Wednesday, June 22, 2005

Bliss

Bliss is described as extreme happiness, or ecstasy. There is also another definition that describes it as the ecstasy of salvation, spiritual joy.

I think that I’m evolving into a state of bliss. It’s been a long time coming too. I’ve been searching for bliss for most of my life. I often took solace in momentary happinesses, and shallow personal victories, but I never really found the elusive bliss that I hunted.

Just before my mom passed a year ago, I found a spirituality that worked for me. It suited my understanding of the divine. I felt a peace that I had not expected. In those first few months, I began to understand more about myself. More than I had in the years of inflexion I had spent prior. I thought then, perhaps I was close to bliss.

Well then my mother up and died on me, which spun my whole world upside down. The greatest protection bubble of my life, popped and suddenly gone as if it had never been. Yet somehow, and with strength not of my own, I’m sure, I remained for the most part very calm, very aware, and even Zen like serene. That’s not to say I haven’t had my moments. I’ve cried, I’ve hated her, hated my Gods for taking her, I’ve tried every prayer known to man for that one last moment that is exclusive to us. I had those prayers answered, but of course it didn’t come quite the way I wanted. It never does, does it?

Through most of this very disturbing time, I was alone. I had family that I couldn’t understand, because of course their grief and grieving are alien to me. Friends that tried their best to console, but I just couldn’t admit to them I was grieving and I didn’t want their help. And through most of this, I remained calm. Comforted by the knowledge that I was being looked after, and the best was yet to come. (My personal mantra)

The best is always around the corner, and around that particular corner was my James. Quiet, unassuming, never in a million years would you pick him out of a crowd, James. He has become such an important part of my life. I am ever grateful for the universe spinning in such a direction that our paths crossed.

I have found in him the best friend that could truly know my heart, inside and out, and some times even without words. I have found in him, someone who without trying encourages my better self to step up and take control of my life, and puts my lazier self in the back seat for a snooze. I feel stronger with him, and he doesn’t need to be anywhere around. I feel no pressure to be anyone but myself, whether that be the more energetic me; or the dark and broody me; or the sloth-like me; or the panic-frustrated me. I don’t know why it is so reassuring to have someone who approves of you just as you are, but it is.

He understands and shares my ideals, if not my faith. Our paths are similar in nature, but at the same time, just a little different… Sort of like Jehovah and Catholic… Similar faiths, but different in practice.
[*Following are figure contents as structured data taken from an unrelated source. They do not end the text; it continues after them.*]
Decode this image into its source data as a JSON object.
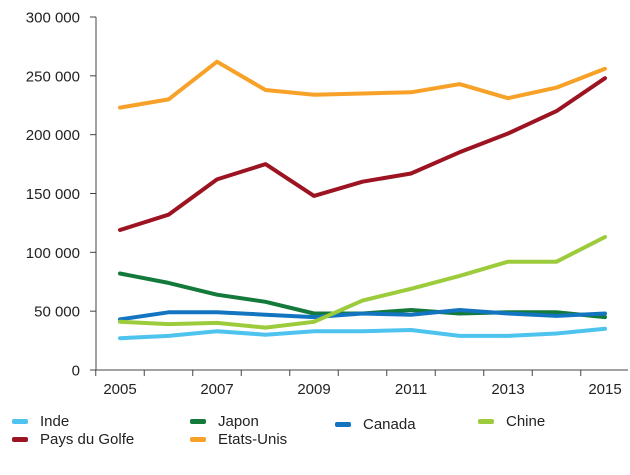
{
  "chart_data": {
    "type": "line",
    "title": "",
    "xlabel": "",
    "ylabel": "",
    "x": [
      2005,
      2006,
      2007,
      2008,
      2009,
      2010,
      2011,
      2012,
      2013,
      2014,
      2015
    ],
    "x_tick_labels": [
      "2005",
      "2007",
      "2009",
      "2011",
      "2013",
      "2015"
    ],
    "ylim": [
      0,
      300000
    ],
    "y_tick_labels": [
      "0",
      "50 000",
      "100 000",
      "150 000",
      "200 000",
      "250 000",
      "300 000"
    ],
    "grid": false,
    "legend_placement": "bottom",
    "series": [
      {
        "name": "Inde",
        "color": "#4dc3ee",
        "values": [
          27000,
          29000,
          33000,
          30000,
          33000,
          33000,
          34000,
          29000,
          29000,
          31000,
          35000
        ]
      },
      {
        "name": "Pays du Golfe",
        "color": "#9c1422",
        "values": [
          119000,
          132000,
          162000,
          175000,
          148000,
          160000,
          167000,
          185000,
          201000,
          220000,
          248000
        ]
      },
      {
        "name": "Japon",
        "color": "#147a3b",
        "values": [
          82000,
          74000,
          64000,
          58000,
          48000,
          48000,
          51000,
          48000,
          49000,
          49000,
          45000
        ]
      },
      {
        "name": "Etats-Unis",
        "color": "#f7a128",
        "values": [
          223000,
          230000,
          262000,
          238000,
          234000,
          235000,
          236000,
          243000,
          231000,
          240000,
          256000
        ]
      },
      {
        "name": "Canada",
        "color": "#1375bf",
        "values": [
          43000,
          49000,
          49000,
          47000,
          45000,
          48000,
          47000,
          51000,
          48000,
          46000,
          48000
        ]
      },
      {
        "name": "Chine",
        "color": "#9ccb3b",
        "values": [
          41000,
          39000,
          40000,
          36000,
          41000,
          59000,
          69000,
          80000,
          92000,
          92000,
          113000
        ]
      }
    ]
  }
}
We talk about everything together, mundane things; spiritual things; ideas and ideals; what makes us happy; what makes us sad; how we feel about the problems in Afghanistan; ( He’s a soldier, so there are some definite opinions there) and everything in between. He is able to meet me on every level, and generally we meet there as equals. If one isn’t strong in any given area, the other is, and can help facilitate understanding, or pick up the slack altogether. It is the healthiest relationship I’ve ever had. Hands down. Although James contributes to my overall feeling of bliss, he isn’t the cause of it.

I’ve always been a kind of narcissist, I’ve always sort of focused on what I want, what I need, why am I happy, why am I not etc. It’s something I’m aware of, and I do try to curb. It’s important to me that I try to be at least, less self-involved. I try to help others, be sensitive to the needs of others, and most of all focus on someone (anyone really) other than myself for a good portion of the day. This is all part of making amends for being self-centered. I do have a whole spiraling train of thought on that, I’ll have to get into it eventually, but later. I’m digressing. My original point is that in being narcissistic I’ve always wanted more. In my description, it says that I’m looking for more.

In thinking about it the other day, I wondered what more do I want?
The answer: Nothing.
I have everything I need. Everything I truly want, I already hold. And therein is the answer to my bliss. I don’t need to know the answers to the universe, I don’t have to fight injustice… though sometimes I know I’ll want to, I don’t need oodles of money, or fancy things. I’ve found a balance in my life. I’ve brought everything: work; home; family; love; spirituality; friends; money; community; into a harmony within the boundaries of my life. And I feel bliss.
Everything is right in my world, and I don’t need a thing.